Les cas d'alcool au volant en baisse dans la région

La région métropolitaine de recensement (RMR) de Sherbrooke enregistre la diminution la plus importante au Canada concernant les affaires de conduite avec les facultés affaiblies par l'alcool ou la drogue.
Selon les données les plus récentes de Statistique Canada, la RMR de Sherbrooke a enregistré une baisse de 24 pour cent en 2015 par rapport à 2014.
Les affaires de conduite avec les facultés affaiblies par l'alcool ont baissé de 26 pour cent, soit 334 causes, alors que les affaires de conduite avec les facultés affaiblies par la drogue ont augmenté de 12 pour cent durant la même période.
La RMR de Sherbrooke compte bien évidemment la ville-centre, mais également dix autres municipalités dont les territoires de Saint-Denis-de-Brompton, Magog, Ascot Corner et Orford.
En plus du Service de police de Sherbrooke, la Sûreté du Québec et la Régie de police Memphrémagog interviennent sur le territoire couvert par la RMR de Sherbrooke.
Le SPS note une diminution des dossiers de conduite avec les facultés affaiblies durant cette période de l'ordre de 17 pour cent, soit 253 événements en 2015 par rapport à 306 en 2014.

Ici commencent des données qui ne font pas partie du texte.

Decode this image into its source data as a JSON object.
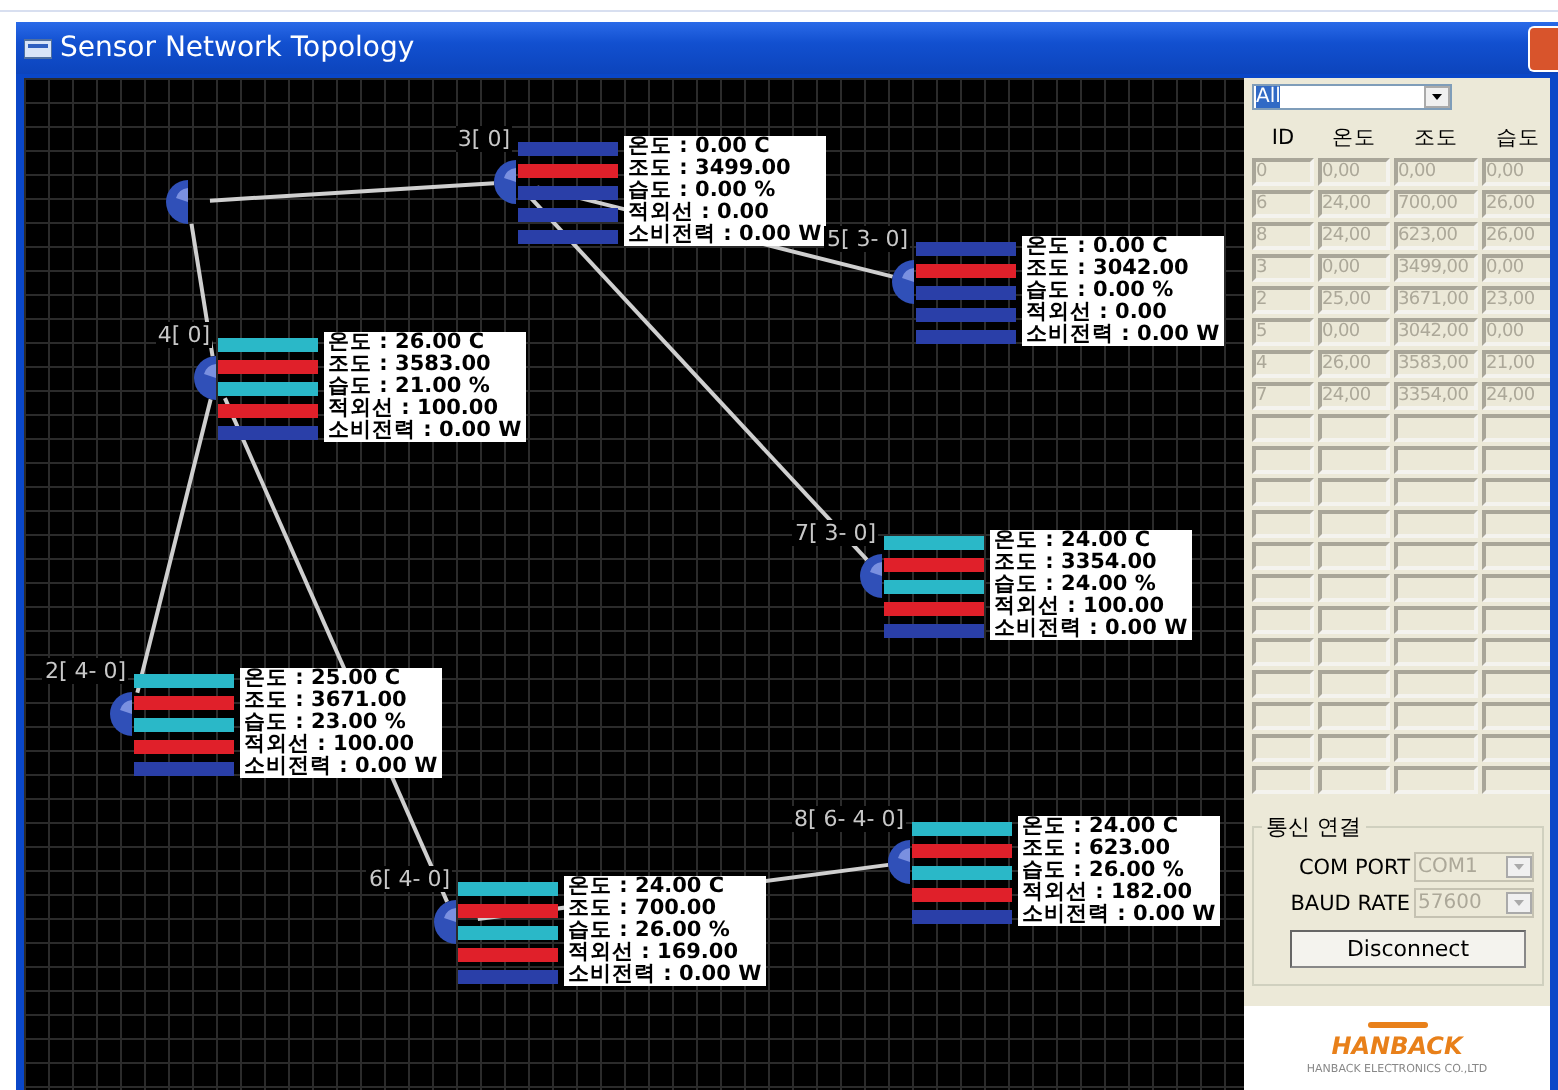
{
  "window": {
    "title": "Sensor Network Topology"
  },
  "nodes": [
    {
      "kind": "sink"
    },
    {
      "kind": "sensor",
      "label": "3[ 0]",
      "readings": [
        {
          "text": "온도 : 0.00 C",
          "color": "#2a3fa8"
        },
        {
          "text": "조도 : 3499.00",
          "color": "#e0202a"
        },
        {
          "text": "습도 : 0.00 %",
          "color": "#2a3fa8"
        },
        {
          "text": "적외선 : 0.00",
          "color": "#2a3fa8"
        },
        {
          "text": "소비전력 : 0.00 W",
          "color": "#2a3fa8"
        }
      ]
    },
    {
      "kind": "sensor",
      "label": "5[ 3- 0]",
      "readings": [
        {
          "text": "온도 : 0.00 C",
          "color": "#2a3fa8"
        },
        {
          "text": "조도 : 3042.00",
          "color": "#e0202a"
        },
        {
          "text": "습도 : 0.00 %",
          "color": "#2a3fa8"
        },
        {
          "text": "적외선 : 0.00",
          "color": "#2a3fa8"
        },
        {
          "text": "소비전력 : 0.00 W",
          "color": "#2a3fa8"
        }
      ]
    },
    {
      "kind": "sensor",
      "label": "4[ 0]",
      "readings": [
        {
          "text": "온도 : 26.00 C",
          "color": "#2ab8c8"
        },
        {
          "text": "조도 : 3583.00",
          "color": "#e0202a"
        },
        {
          "text": "습도 : 21.00 %",
          "color": "#2ab8c8"
        },
        {
          "text": "적외선 : 100.00",
          "color": "#e0202a"
        },
        {
          "text": "소비전력 : 0.00 W",
          "color": "#2a3fa8"
        }
      ]
    },
    {
      "kind": "sensor",
      "label": "7[ 3- 0]",
      "readings": [
        {
          "text": "온도 : 24.00 C",
          "color": "#2ab8c8"
        },
        {
          "text": "조도 : 3354.00",
          "color": "#e0202a"
        },
        {
          "text": "습도 : 24.00 %",
          "color": "#2ab8c8"
        },
        {
          "text": "적외선 : 100.00",
          "color": "#e0202a"
        },
        {
          "text": "소비전력 : 0.00 W",
          "color": "#2a3fa8"
        }
      ]
    },
    {
      "kind": "sensor",
      "label": "2[ 4- 0]",
      "readings": [
        {
          "text": "온도 : 25.00 C",
          "color": "#2ab8c8"
        },
        {
          "text": "조도 : 3671.00",
          "color": "#e0202a"
        },
        {
          "text": "습도 : 23.00 %",
          "color": "#2ab8c8"
        },
        {
          "text": "적외선 : 100.00",
          "color": "#e0202a"
        },
        {
          "text": "소비전력 : 0.00 W",
          "color": "#2a3fa8"
        }
      ]
    },
    {
      "kind": "sensor",
      "label": "6[ 4- 0]",
      "readings": [
        {
          "text": "온도 : 24.00 C",
          "color": "#2ab8c8"
        },
        {
          "text": "조도 : 700.00",
          "color": "#e0202a"
        },
        {
          "text": "습도 : 26.00 %",
          "color": "#2ab8c8"
        },
        {
          "text": "적외선 : 169.00",
          "color": "#e0202a"
        },
        {
          "text": "소비전력 : 0.00 W",
          "color": "#2a3fa8"
        }
      ]
    },
    {
      "kind": "sensor",
      "label": "8[ 6- 4- 0]",
      "readings": [
        {
          "text": "온도 : 24.00 C",
          "color": "#2ab8c8"
        },
        {
          "text": "조도 : 623.00",
          "color": "#e0202a"
        },
        {
          "text": "습도 : 26.00 %",
          "color": "#2ab8c8"
        },
        {
          "text": "적외선 : 182.00",
          "color": "#e0202a"
        },
        {
          "text": "소비전력 : 0.00 W",
          "color": "#2a3fa8"
        }
      ]
    }
  ],
  "filter": {
    "value": "All"
  },
  "table": {
    "columns": [
      "ID",
      "온도",
      "조도",
      "습도"
    ],
    "rows": [
      [
        "0",
        "0,00",
        "0,00",
        "0,00"
      ],
      [
        "6",
        "24,00",
        "700,00",
        "26,00"
      ],
      [
        "8",
        "24,00",
        "623,00",
        "26,00"
      ],
      [
        "3",
        "0,00",
        "3499,00",
        "0,00"
      ],
      [
        "2",
        "25,00",
        "3671,00",
        "23,00"
      ],
      [
        "5",
        "0,00",
        "3042,00",
        "0,00"
      ],
      [
        "4",
        "26,00",
        "3583,00",
        "21,00"
      ],
      [
        "7",
        "24,00",
        "3354,00",
        "24,00"
      ]
    ]
  },
  "connection": {
    "title": "통신 연결",
    "fields": [
      {
        "label": "COM PORT",
        "value": "COM1",
        "disabled": true
      },
      {
        "label": "BAUD RATE",
        "value": "57600",
        "disabled": true
      }
    ],
    "button": "Disconnect"
  },
  "logo": {
    "name": "HANBACK",
    "tagline": "HANBACK ELECTRONICS CO.,LTD"
  }
}
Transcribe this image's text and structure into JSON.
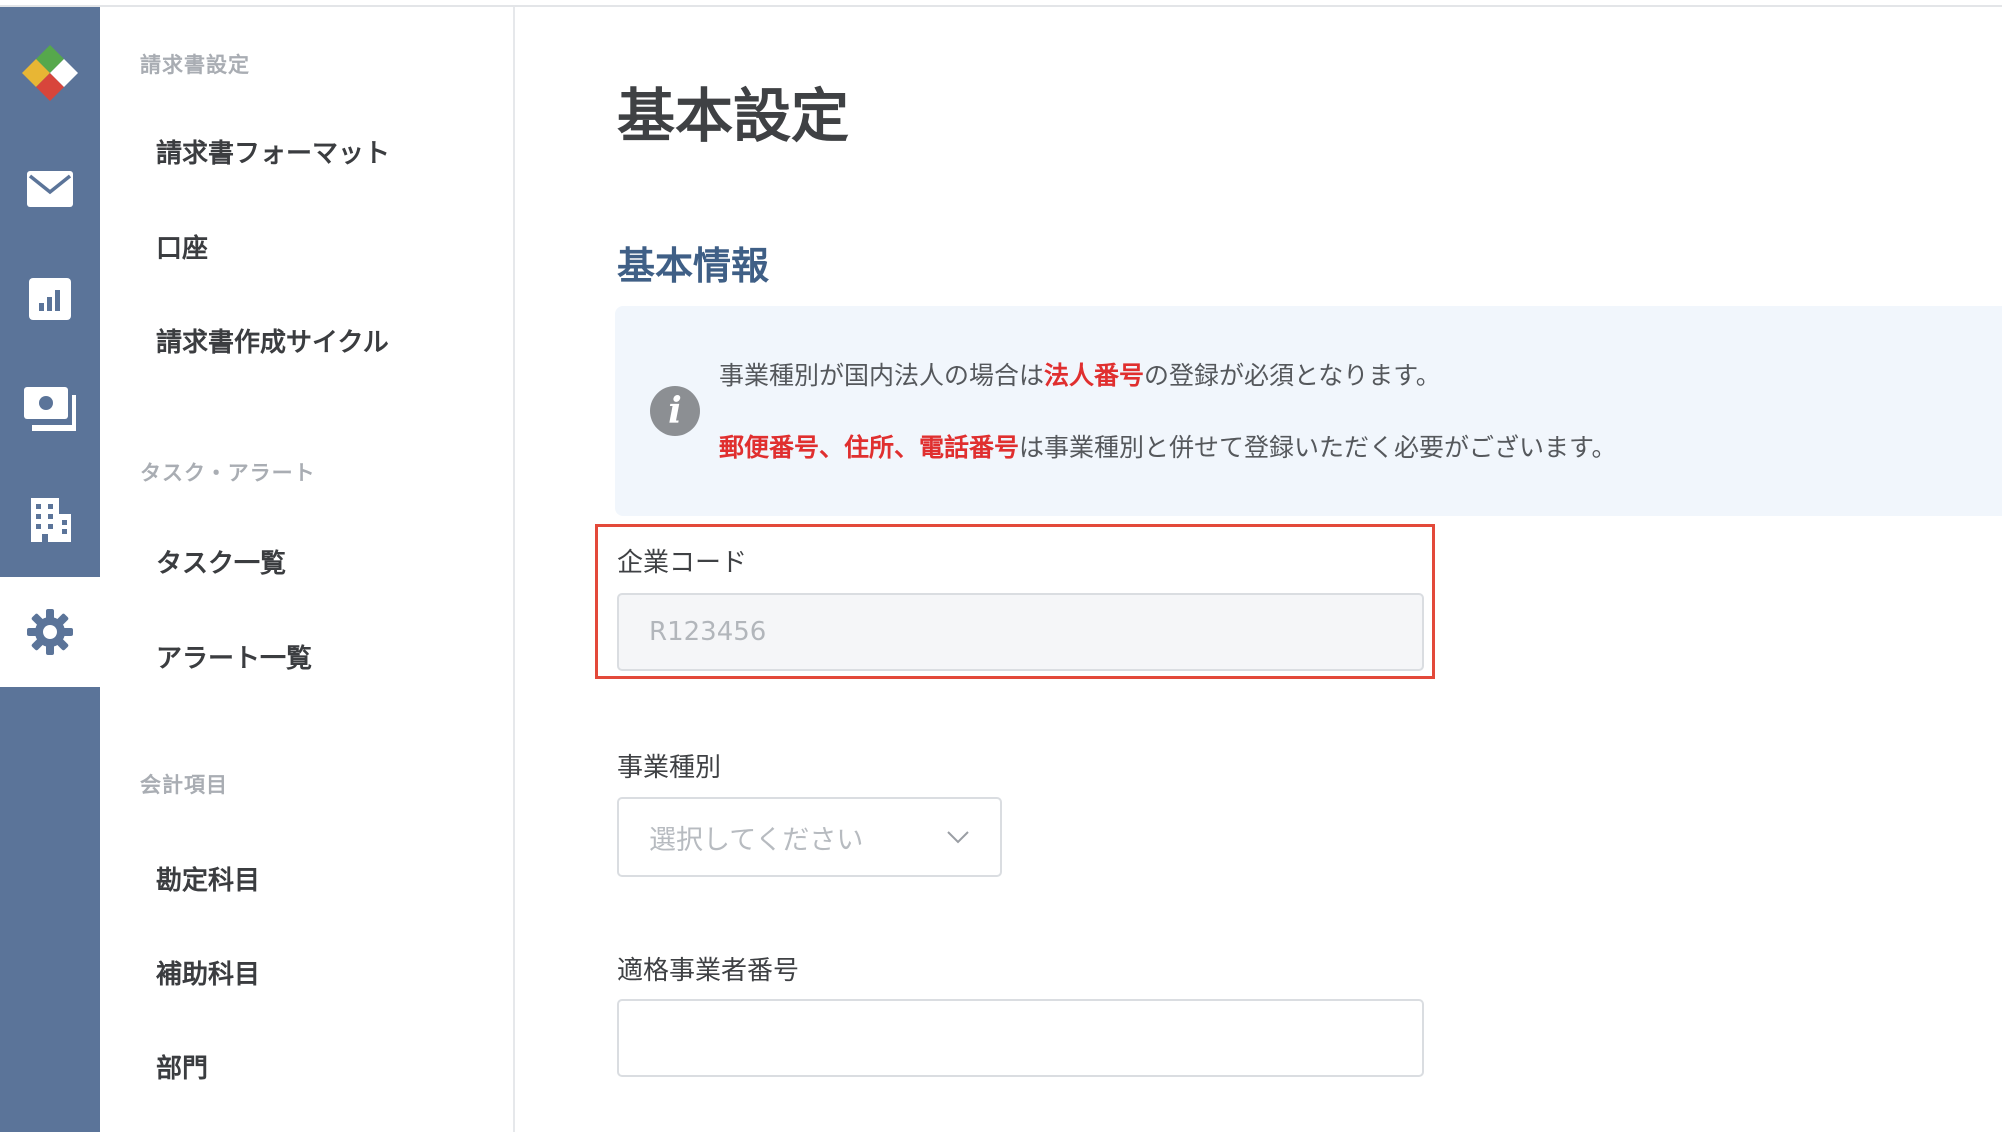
{
  "rail": {
    "icons": [
      "app-logo-icon",
      "mail-icon",
      "chart-icon",
      "payment-icon",
      "building-icon",
      "gear-icon"
    ],
    "active": "gear-icon",
    "colors": {
      "rail_bg": "#5b7499",
      "active_bg": "#ffffff"
    }
  },
  "subnav": {
    "sections": [
      {
        "heading": "請求書設定",
        "items": [
          "請求書フォーマット",
          "口座",
          "請求書作成サイクル"
        ]
      },
      {
        "heading": "タスク・アラート",
        "items": [
          "タスク一覧",
          "アラート一覧"
        ]
      },
      {
        "heading": "会計項目",
        "items": [
          "勘定科目",
          "補助科目",
          "部門"
        ]
      }
    ]
  },
  "main": {
    "page_title": "基本設定",
    "section_title": "基本情報",
    "info": {
      "line1": {
        "a": "事業種別が国内法人の場合は",
        "b": "法人番号",
        "c": "の登録が必須となります。"
      },
      "line2": {
        "a": "郵便番号、住所、電話番号",
        "b": "は事業種別と併せて登録いただく必要がございます。"
      }
    },
    "fields": {
      "company_code": {
        "label": "企業コード",
        "value": "R123456"
      },
      "business_type": {
        "label": "事業種別",
        "placeholder": "選択してください"
      },
      "invoice_number": {
        "label": "適格事業者番号",
        "value": ""
      }
    },
    "colors": {
      "accent_red": "#e02f2f",
      "highlight_border": "#e3493a",
      "section_title": "#3f5f86"
    }
  }
}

« Les chiffres de 2016 ne sont pas encore publiés auprès de Statistique Canada, mais ils indiquent un bond de 253 à 322 dossiers à Sherbrooke pour une augmentation de 27 pour cent. Lorsque l'on parle de conduite avec les capacités affaiblies par la drogue ou l'alcool, on parle de criminalité proportionnelle à l'initiative policière », explique le criminologue du SPS, Tony Brien.
Pour 2017, la direction du SPS a fixé des cibles de nombre d'opérations par équipe de travail.
« Chaque équipe devra effectuer au moins huit barrages policiers au cours de la prochaine année. Pour 2017, il devrait y avoir un minimum de 40 opérations pour l'ensemble de l'organisation. Si cette cible est atteinte, il y aura certainement plus de conducteurs interceptés. On voyait qu'il y avait du rattrapage à faire en fonction des statistiques. Nous allons y remédier par ces barrages qui pourront se tenir à tout moment de la journée ou de la nuit. C'est un mythe que de penser que les conducteurs conduisent avec les facultés affaiblies seulement les soirs et la fin de semaine », précise Tony Brien.
Le SPS compte pour le moment un policier évaluateur pour les cas de conduite avec les capacités affaiblies par la drogue.
Comparé à des villes semblables comme Saguenay, Trois-Rivières, Abbotsford en Colombie-Britannique et Sudbury en Ontario, le SPS a enregistré une moyenne de 262 événements de facultés affaiblies alors que la moyenne est de 317 pour les autres villes comparables de 2011 à 2015.